How To Put The Brakes On The Process Of Tooth Decay
So, for many years, the advice we have received from our dentists has been three things: adequate hygiene (brush and floss) every day, reducing sugar intake and use of fluoride.
This pretty much covers every aspect of the formation of tooth decay. However, in this article, we are here to suggest an addition to this routine.
For the last decade, there has been a significant amount of research done on vitamin K2 (menaquinones). This is a form of K-vitamin which has been shown to have other biological functions that its sibling vitamin K1 (phylloquinones).
Vitamin K2 is mostly a bacterial fermentation product. It is also well known that K2 is mainly stored in the parotid gland and the pancreas. For that reason, this vitamin has been a very interesting subject in research in dental/oral pathology as well as diseases like diabetes.
When it comes to the role vitamin K2 plays in oral/dental health, there have been many individual reports claiming a significant reduction of dental calculus/tartar and plaque accumulation on teeth.

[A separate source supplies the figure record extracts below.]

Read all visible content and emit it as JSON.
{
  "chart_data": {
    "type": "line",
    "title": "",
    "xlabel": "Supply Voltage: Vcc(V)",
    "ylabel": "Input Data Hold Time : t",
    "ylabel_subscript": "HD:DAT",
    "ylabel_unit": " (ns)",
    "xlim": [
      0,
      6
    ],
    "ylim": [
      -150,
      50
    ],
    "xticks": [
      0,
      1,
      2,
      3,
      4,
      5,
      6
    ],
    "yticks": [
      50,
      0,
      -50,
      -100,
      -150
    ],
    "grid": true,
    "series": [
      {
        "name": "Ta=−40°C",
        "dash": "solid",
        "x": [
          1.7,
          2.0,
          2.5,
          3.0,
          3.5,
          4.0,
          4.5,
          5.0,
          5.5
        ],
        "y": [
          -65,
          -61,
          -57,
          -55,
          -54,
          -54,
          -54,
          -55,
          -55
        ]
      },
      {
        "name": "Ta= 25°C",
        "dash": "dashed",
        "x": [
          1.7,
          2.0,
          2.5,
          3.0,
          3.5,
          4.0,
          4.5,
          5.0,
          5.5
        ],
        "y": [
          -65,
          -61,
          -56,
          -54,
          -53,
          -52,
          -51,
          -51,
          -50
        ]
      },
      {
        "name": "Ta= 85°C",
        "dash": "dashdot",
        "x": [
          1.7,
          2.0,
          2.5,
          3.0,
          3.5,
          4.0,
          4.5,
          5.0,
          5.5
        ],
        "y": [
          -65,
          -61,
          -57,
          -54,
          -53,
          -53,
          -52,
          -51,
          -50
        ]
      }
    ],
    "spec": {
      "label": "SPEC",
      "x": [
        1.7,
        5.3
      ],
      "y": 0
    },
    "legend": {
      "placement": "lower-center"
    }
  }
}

The suggested theory behind is that K2-vitamin is a potent antioxidant.
The potent antioxidant property of vitamin K2 is suggested to restore DFT through its effect on the hypothalamus, hence making the teeth more resistant to decay-causing bacteria. Increased DFT in turn reduces the inflammation in tooth structure during cavity formation.
On the other end, vitamin K2 is recognized as one of the main orchestrators of calcium/mineral deposition in the body. In other words, vitamin K2 is strongly suggested to lead the calcium from where it is not supposed to be, into bones and teeth. This is a well-known effect of vitamin K2, especially medically utilized in Japan.